Gamblers who do stick arund Illinois casinos spent less time gambling because they had to step outside for smoke breaks.
"In this industry ... time is money," Swoik said.
Industry lobbyists hope to push lawmakers in Springfield for an exemption to allow smoking on casino floors. Proponents of the ban contend revenue declines cannot solely be attributed to the smoking restrictions.
"Every time we have an opportunity, we will attempt to do something to try and get some kind of relief for this," Swoik said.
Also on the Legislature' s agenda: Issues related to enforcing the smoking ban still need to be cleared up.
A state commission implementing and regulating administrative rules that was to address those details did not because of a separate legal battle with the governor. Instead, ban supporters have introduced a measure that includes, among other details, a process for people to contest citations and specific rules about who regulates the citations. They hope for passage this spring.
"Throughout the state, enforcement varies widely," said Daniel Clausner, executive director of the Illinois Licensed Beverage Association. "Our association still holds the opinion that independent businesses should be able to decide if theirs is a smoke-free or smoke-friendly business."
Because local law enforcement agencies and county health departments can regulate the ban with no one clearinghouse overseeing it, it is unclear exactly how many citations have been issued since enactment.
The state department of public health reports 17 citations issued throughout Illinois and more than 5,200 complaints lodged.
In Cook County, the health department said five citations were doled out and nearly 650 complaints called in, said Amy Poore, its spokeswoman.
The Will County Health Department, which partners local police departments on the issue, said it has issued 10 tickets. Through November, more than 200 complaints were received there as well, said Vic Reato, department media services manager.
"Overall, it has gone about as good as it could go," said Steve Tilton,assistant village manager. "After about two months, it really wasn't an issue at all. "
'We've accommodated it as best we can'
The success of the smoke-free act is measured by many Southland agencies in its equality.
Smokers can't take a five minute ride to a neighboring city to light up, which had been a concern of restaurants and other service industries when municipalities - Orland Park, Tinley Park and Oak Forest - went smoke-free on their own in 2007. The bans were lifted weeks later when establishments complained of customers doing just that. Orland Park reinstated the ban in March of that year.
"It totally leveled the playing field," said Orland Park Police Chief Timothy McCarthy. "I give them credit because they complied."
Popular Tinley Park pizzeria Ed 'N Joe's has been smoke-free for nearly two years, continuing the ban even when the village reneged on it. Some bar regulars haven't returned since, but the pizzeria sees more restaurant patrons because they no longer had to wait for a table near a smoke-filled bar, said Michael Clark, who owns the eatery with his wife, Ellen.

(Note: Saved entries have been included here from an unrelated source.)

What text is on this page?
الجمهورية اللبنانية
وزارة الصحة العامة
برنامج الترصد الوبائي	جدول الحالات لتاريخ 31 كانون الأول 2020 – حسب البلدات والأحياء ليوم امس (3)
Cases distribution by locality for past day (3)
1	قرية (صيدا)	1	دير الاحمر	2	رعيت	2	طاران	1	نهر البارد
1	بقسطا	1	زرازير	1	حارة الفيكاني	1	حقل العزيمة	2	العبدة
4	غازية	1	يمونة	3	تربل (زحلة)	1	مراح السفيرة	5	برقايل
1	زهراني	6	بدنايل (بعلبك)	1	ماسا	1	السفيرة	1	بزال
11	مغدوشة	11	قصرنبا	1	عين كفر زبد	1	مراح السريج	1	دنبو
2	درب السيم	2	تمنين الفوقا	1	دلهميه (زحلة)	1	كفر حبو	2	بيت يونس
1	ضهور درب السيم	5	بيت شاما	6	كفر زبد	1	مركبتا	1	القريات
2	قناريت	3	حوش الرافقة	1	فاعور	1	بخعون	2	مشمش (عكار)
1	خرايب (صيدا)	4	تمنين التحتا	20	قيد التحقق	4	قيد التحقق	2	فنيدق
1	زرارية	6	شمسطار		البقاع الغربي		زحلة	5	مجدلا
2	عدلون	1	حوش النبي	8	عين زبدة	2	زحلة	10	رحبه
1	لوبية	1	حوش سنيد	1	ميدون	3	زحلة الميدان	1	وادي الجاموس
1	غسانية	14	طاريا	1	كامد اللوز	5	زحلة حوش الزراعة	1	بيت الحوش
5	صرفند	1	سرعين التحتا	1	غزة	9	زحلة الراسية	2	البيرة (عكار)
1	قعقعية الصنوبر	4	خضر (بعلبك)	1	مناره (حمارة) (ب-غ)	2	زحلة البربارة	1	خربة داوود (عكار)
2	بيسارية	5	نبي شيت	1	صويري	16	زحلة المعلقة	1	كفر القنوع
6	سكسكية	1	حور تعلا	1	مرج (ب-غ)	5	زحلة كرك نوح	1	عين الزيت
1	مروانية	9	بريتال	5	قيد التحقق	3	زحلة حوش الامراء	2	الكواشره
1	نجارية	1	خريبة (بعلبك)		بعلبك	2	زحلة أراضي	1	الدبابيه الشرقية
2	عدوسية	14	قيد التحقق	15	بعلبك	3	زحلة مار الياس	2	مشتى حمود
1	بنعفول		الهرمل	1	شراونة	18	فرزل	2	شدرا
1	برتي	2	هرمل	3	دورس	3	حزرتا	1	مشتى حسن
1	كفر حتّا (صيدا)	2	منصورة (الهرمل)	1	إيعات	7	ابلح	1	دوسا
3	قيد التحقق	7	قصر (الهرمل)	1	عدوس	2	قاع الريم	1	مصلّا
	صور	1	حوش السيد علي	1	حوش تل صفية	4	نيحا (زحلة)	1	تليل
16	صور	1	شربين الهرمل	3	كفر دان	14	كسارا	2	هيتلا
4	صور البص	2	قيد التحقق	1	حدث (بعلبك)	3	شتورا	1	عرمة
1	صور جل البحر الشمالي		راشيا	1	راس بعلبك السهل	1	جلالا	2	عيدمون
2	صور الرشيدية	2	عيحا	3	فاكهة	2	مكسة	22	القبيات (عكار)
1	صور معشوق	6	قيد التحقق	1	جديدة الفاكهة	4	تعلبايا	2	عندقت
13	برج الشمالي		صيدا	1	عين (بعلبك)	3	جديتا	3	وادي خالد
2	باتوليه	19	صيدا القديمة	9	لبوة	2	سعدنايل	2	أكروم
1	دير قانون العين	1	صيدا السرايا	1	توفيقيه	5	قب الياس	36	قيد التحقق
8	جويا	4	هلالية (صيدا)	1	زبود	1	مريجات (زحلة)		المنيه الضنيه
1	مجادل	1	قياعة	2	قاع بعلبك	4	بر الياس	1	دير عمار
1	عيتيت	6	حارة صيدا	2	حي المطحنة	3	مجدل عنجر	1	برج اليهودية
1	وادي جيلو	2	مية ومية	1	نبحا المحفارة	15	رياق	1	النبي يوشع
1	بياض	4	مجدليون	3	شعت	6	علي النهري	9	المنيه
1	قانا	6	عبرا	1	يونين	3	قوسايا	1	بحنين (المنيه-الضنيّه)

"By the time the state enacted it, we were already established as a non-smoking place so, we didn't have to take that hit in January," he said. "Our customers were already used to it."

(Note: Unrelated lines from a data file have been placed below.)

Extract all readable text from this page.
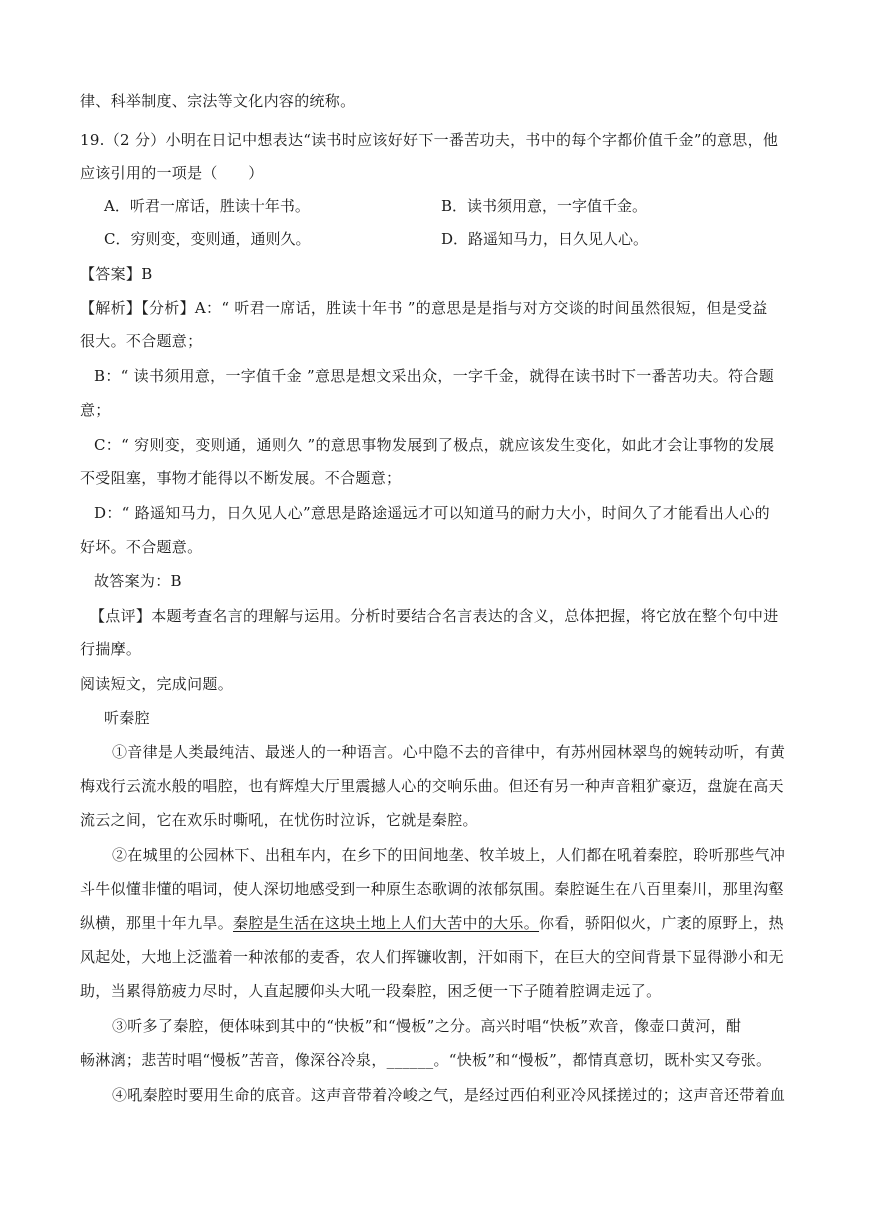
律、科举制度、宗法等文化内容的统称。
19.（2 分）小明在日记中想表达“读书时应该好好下一番苦功夫，书中的每个字都价值千金”的意思，他
应该引用的一项是（　　）
A．听君一席话，胜读十年书。	B．读书须用意，一字值千金。
C．穷则变，变则通，通则久。	D．路遥知马力，日久见人心。
【答案】B
【解析】【分析】A：“ 听君一席话，胜读十年书 ”的意思是是指与对方交谈的时间虽然很短，但是受益
很大。不合题意；
B：“ 读书须用意，一字值千金 ”意思是想文采出众，一字千金，就得在读书时下一番苦功夫。符合题
意；
C：“ 穷则变，变则通，通则久 ”的意思事物发展到了极点，就应该发生变化，如此才会让事物的发展
不受阻塞，事物才能得以不断发展。不合题意；
D：“ 路遥知马力，日久见人心”意思是路途遥远才可以知道马的耐力大小，时间久了才能看出人心的
好坏。不合题意。
故答案为：B
【点评】本题考查名言的理解与运用。分析时要结合名言表达的含义，总体把握，将它放在整个句中进
行揣摩。
阅读短文，完成问题。
听秦腔
①音律是人类最纯洁、最迷人的一种语言。心中隐不去的音律中，有苏州园林翠鸟的婉转动听，有黄
梅戏行云流水般的唱腔，也有辉煌大厅里震撼人心的交响乐曲。但还有另一种声音粗犷豪迈，盘旋在高天
流云之间，它在欢乐时嘶吼，在忧伤时泣诉，它就是秦腔。
②在城里的公园林下、出租车内，在乡下的田间地垄、牧羊坡上，人们都在吼着秦腔，聆听那些气冲
斗牛似懂非懂的唱词，使人深切地感受到一种原生态歌调的浓郁氛围。秦腔诞生在八百里秦川，那里沟壑
纵横，那里十年九旱。秦腔是生活在这块土地上人们大苦中的大乐。你看，骄阳似火，广袤的原野上，热
风起处，大地上泛滥着一种浓郁的麦香，农人们挥镰收割，汗如雨下，在巨大的空间背景下显得渺小和无
助，当累得筋疲力尽时，人直起腰仰头大吼一段秦腔，困乏便一下子随着腔调走远了。
③听多了秦腔，便体味到其中的“快板”和“慢板”之分。高兴时唱“快板”欢音，像壶口黄河，酣
畅淋漓；悲苦时唱“慢板”苦音，像深谷冷泉，______。“快板”和“慢板”，都情真意切，既朴实又夸张。
④吼秦腔时要用生命的底音。这声音带着冷峻之气，是经过西伯利亚冷风揉搓过的；这声音还带着血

The Clarks did add on a smoking shelter - dubbed "the penalty box" - as did Sam Maguire's in Orland Park, to draw smokers. Maguire's shelter can usually be found jammed on popular nights there.
"They're definitely coming here for that," said Jane Wilke, a restaurant partner. "We've accommodated it as best we can within the law."
A handful of smokers huddled at Ed 'N Joe's for post-work drinks onesaid they've adjusted since going smoke free.
"It actually helps," said Kevin Elitzer, 25, of Tinley Park. "I won't go outside. I smoke less."
But friend Steven Burch, also 25 and of Tinley Park, said the law steps on his right to light up.
"It's just another right they take away," he said. "If I didn't smoke, I just wouldn't go there."